Misconceptions. It’s best to wait until students have mastered the basics to teach comprehension. No, comprehension begins at the get go. We begin with listening and story comprehension, and as soon as they begin to read, we begin to teach them comprehension strategies. We don’t wait until they’re fluent.
Asking students questions about what they read is effective only as an assessment strategy. No. It is in fact an effective teaching strategy as well.
Finally, moving really, quickly, research implications. What are some next steps?
We don’t have all the answers. We need to know a lot more. We need to encourage research that focuses on finding out more about the reading achievement and instructional needs of more diverse student populations, including students with disabilities.
We need research-based resources infused into the pre-service and in-service professional development systems around our country.

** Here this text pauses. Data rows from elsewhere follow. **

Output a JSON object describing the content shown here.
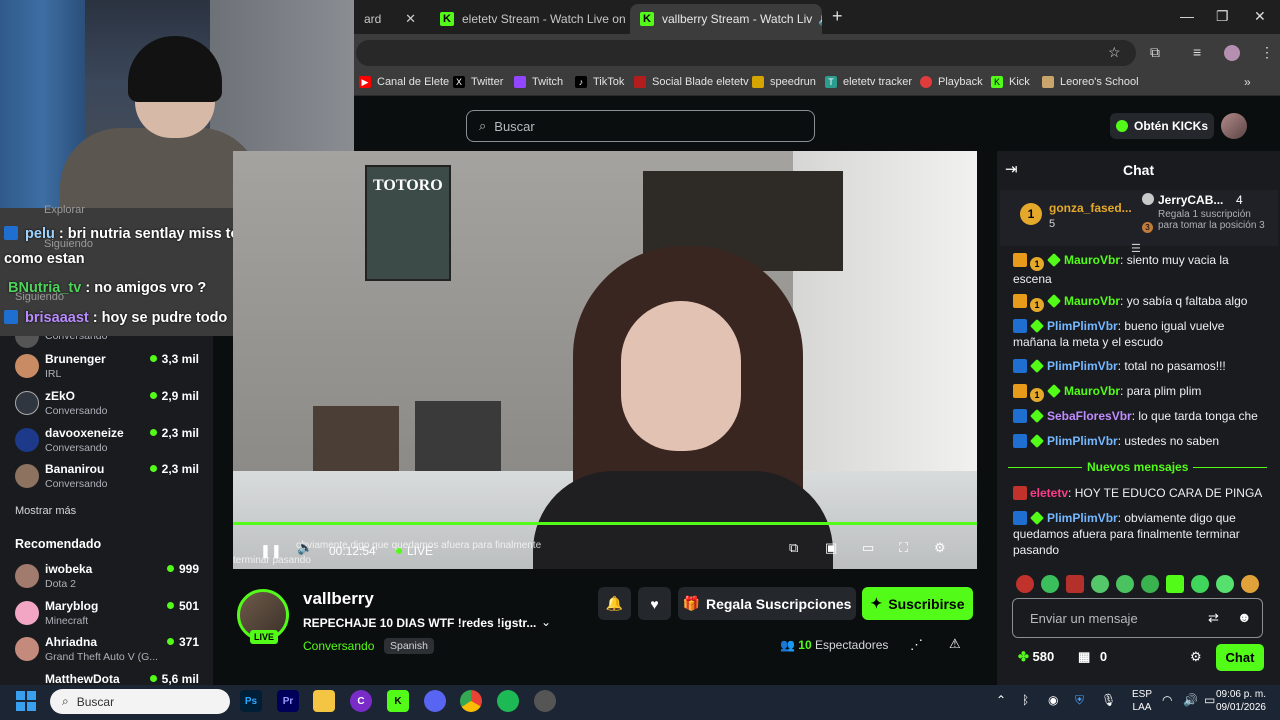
{
  "browser": {
    "tabs": [
      {
        "label": "ard",
        "active": false
      },
      {
        "label": "eletetv Stream - Watch Live on",
        "active": false
      },
      {
        "label": "vallberry Stream - Watch Liv",
        "active": true
      }
    ],
    "bookmarks": [
      "Canal de Elete",
      "Twitter",
      "Twitch",
      "TikTok",
      "Social Blade eletetv",
      "speedrun",
      "eletetv tracker",
      "Playback",
      "Kick",
      "Leoreo's School"
    ]
  },
  "header": {
    "search_placeholder": "Buscar",
    "kicks_button": "Obtén KICKs"
  },
  "overlay_chat": {
    "ghost_explore": "Explorar",
    "ghost_following": "Siguiendo",
    "ghost_following2": "Siguiendo",
    "lines": [
      {
        "user": "pelu",
        "text": "bri nutria sentlay miss toti",
        "cont": "como estan",
        "color": "#2a8cff"
      },
      {
        "user": "BNutria_tv",
        "text": "no amigos vro ?",
        "color": "#3ad34f"
      },
      {
        "user": "brisaaast",
        "text": "hoy se pudre todo",
        "color": "#b06cff"
      }
    ]
  },
  "sidebar": {
    "items": [
      {
        "name": "",
        "cat": "Conversando",
        "viewers": ""
      },
      {
        "name": "Brunenger",
        "cat": "IRL",
        "viewers": "3,3 mil"
      },
      {
        "name": "zEkO",
        "cat": "Conversando",
        "viewers": "2,9 mil"
      },
      {
        "name": "davooxeneize",
        "cat": "Conversando",
        "viewers": "2,3 mil"
      },
      {
        "name": "Bananirou",
        "cat": "Conversando",
        "viewers": "2,3 mil"
      }
    ],
    "show_more": "Mostrar más",
    "recommended_title": "Recomendado",
    "recommended": [
      {
        "name": "iwobeka",
        "cat": "Dota 2",
        "viewers": "999"
      },
      {
        "name": "Maryblog",
        "cat": "Minecraft",
        "viewers": "501"
      },
      {
        "name": "Ahriadna",
        "cat": "Grand Theft Auto V (G...",
        "viewers": "371"
      },
      {
        "name": "MatthewDota",
        "cat": "",
        "viewers": "5,6 mil"
      }
    ]
  },
  "video": {
    "poster_text": "TOTORO",
    "time": "00:12:54",
    "live_label": "LIVE",
    "caption": "obviamente digo que quedamos afuera para finalmente",
    "caption2": "terminar pasando"
  },
  "stream": {
    "channel": "vallberry",
    "live_badge": "LIVE",
    "title": "REPECHAJE 10 DIAS WTF  !redes !igstr...",
    "category": "Conversando",
    "language": "Spanish",
    "gift_label": "Regala Suscripciones",
    "subscribe_label": "Suscribirse",
    "viewers_count": "10",
    "viewers_label": "Espectadores"
  },
  "chat": {
    "title": "Chat",
    "top1": {
      "name": "gonza_fased...",
      "rank": "1",
      "count": "5"
    },
    "top2": {
      "name": "JerryCAB...",
      "count": "4",
      "promo": "Regala 1 suscripción para tomar la posición 3",
      "rank": "3"
    },
    "messages": [
      {
        "user": "MauroVbr",
        "text": "siento muy vacia la escena",
        "color": "#53fc18",
        "badges": "crown"
      },
      {
        "user": "MauroVbr",
        "text": "yo sabía q faltaba algo",
        "color": "#53fc18",
        "badges": "crown"
      },
      {
        "user": "PlimPlimVbr",
        "text": "bueno igual vuelve mañana la meta y el escudo",
        "color": "#75b8ff",
        "badges": "blue"
      },
      {
        "user": "PlimPlimVbr",
        "text": "total no pasamos!!!",
        "color": "#75b8ff",
        "badges": "blue"
      },
      {
        "user": "MauroVbr",
        "text": "para plim plim",
        "color": "#53fc18",
        "badges": "crown"
      },
      {
        "user": "SebaFloresVbr",
        "text": "lo que tarda tonga che",
        "color": "#c08cff",
        "badges": "blue"
      },
      {
        "user": "PlimPlimVbr",
        "text": "ustedes no saben",
        "color": "#75b8ff",
        "badges": "blue"
      }
    ],
    "new_messages": "Nuevos mensajes",
    "after": [
      {
        "user": "eletetv",
        "text": "HOY TE EDUCO CARA DE PINGA",
        "color": "#ff3c8a",
        "badges": "red"
      },
      {
        "user": "PlimPlimVbr",
        "text": "obviamente digo que quedamos afuera para finalmente terminar pasando",
        "color": "#75b8ff",
        "badges": "blue"
      }
    ],
    "input_placeholder": "Enviar un mensaje",
    "points": "580",
    "gift_count": "0",
    "send_label": "Chat"
  },
  "taskbar": {
    "search_placeholder": "Buscar",
    "lang": "ESP",
    "lang2": "LAA",
    "time": "09:06 p. m.",
    "date": "09/01/2026"
  }
}
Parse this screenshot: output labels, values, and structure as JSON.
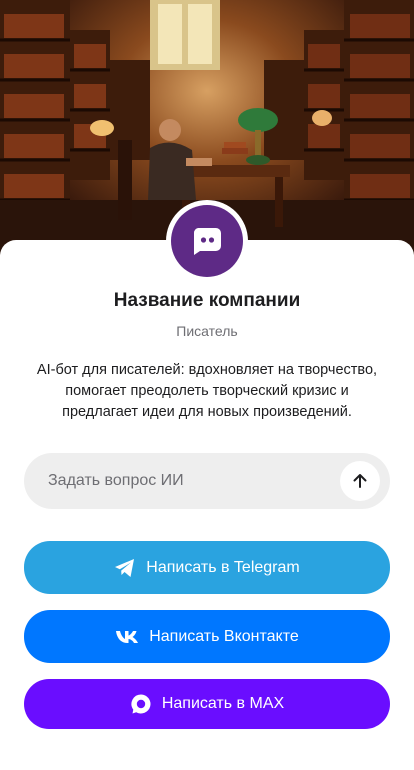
{
  "company": {
    "name": "Название компании",
    "role": "Писатель",
    "description_lines": [
      "AI-бот для писателей: вдохновляет на творчество,",
      "помогает преодолеть творческий кризис и",
      "предлагает идеи для новых произведений."
    ]
  },
  "icons": {
    "avatar": "chat-bot-icon",
    "send": "arrow-up-icon",
    "telegram": "telegram-icon",
    "vk": "vk-icon",
    "max": "max-icon"
  },
  "ask": {
    "placeholder": "Задать вопрос ИИ"
  },
  "buttons": {
    "telegram": "Написать в Telegram",
    "vk": "Написать Вконтакте",
    "max": "Написать в MAX"
  },
  "colors": {
    "avatar": "#5e2a86",
    "telegram": "#2aa3e0",
    "vk": "#0077ff",
    "max": "#6a0dff"
  }
}
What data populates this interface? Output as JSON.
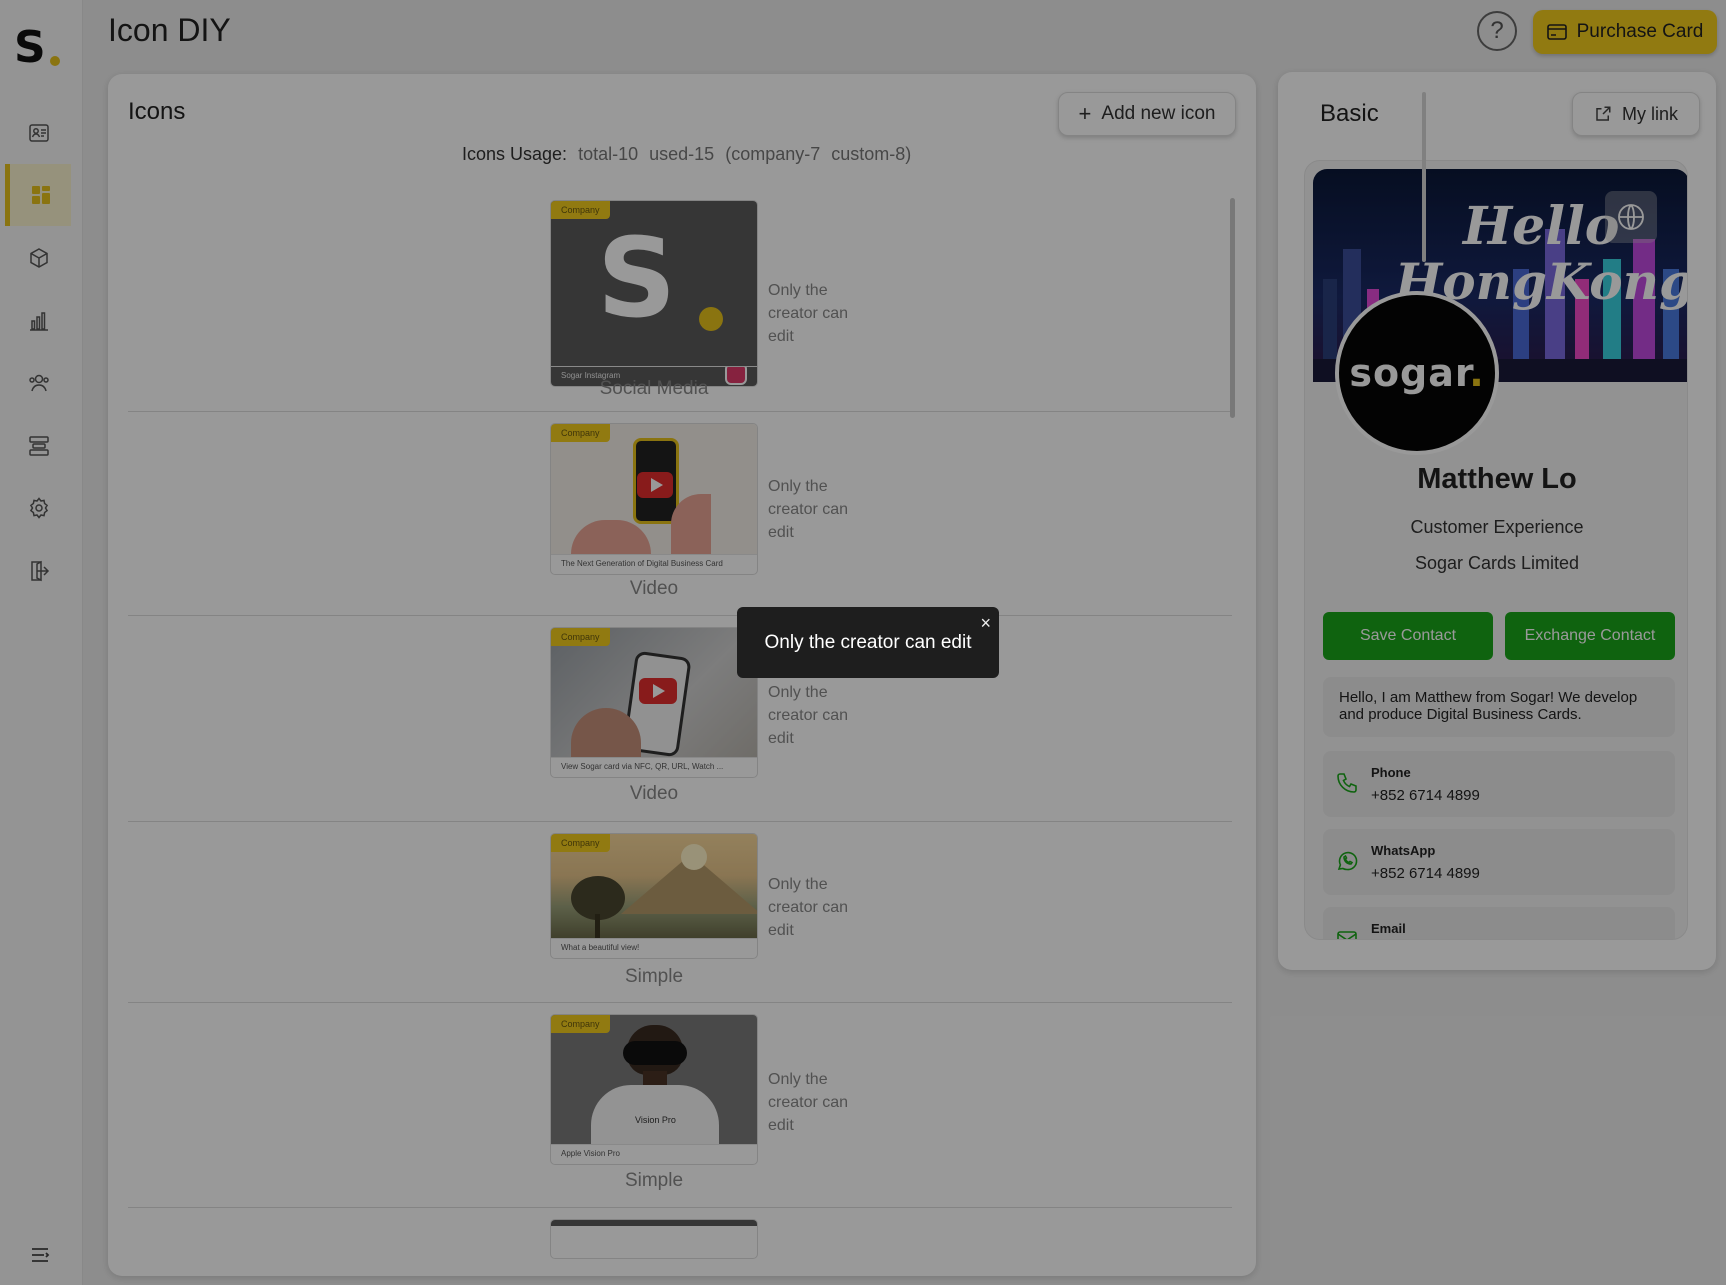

And, we can’t forget principals.
Please, ladies and gentlemen: yes, teachers need to know how to teach reading, but those principals in those early elementary buildings need to know about early reading instruction. They really need to be effective leaders. If they are going to be effective leaders of reading instruction, they have to know it. They need their own professional development. They’re not the same as teachers.
The field needs developmentally appropriate assessments that reflect what we know about early reading instruction. Teachers and principals need professional development around how to collect and use this data to inform instruction.
Finally, what can you do? Please, in everything that we think about putting out there, we need to support and encourage teachers’ use of research-based practices and research-based assessments.
We need to reinforce the need to teach all five elements of early reading instruction, and we need to remember that the goal is fluent readers.
I’ll make a plea for consistency here. I talk to a lot of teachers. If any of you are standing up in front of a roomful of teachers, they are only going to see you once in their lives. Why should they trust you? They don’t trust you. They’re going to leave and go back and do what they did.
But, if we hit them again and again with the same message, it’s a consistent message, it comes from all of our organizations, it comes from the Hill, the consistency proxies for trust, and they begin to listen to us and change and that’s how we Leave No Child Behind. Thanks.
MS. NEUMAN: You notice how Eunice’s voice went up when she talked, “and principals.”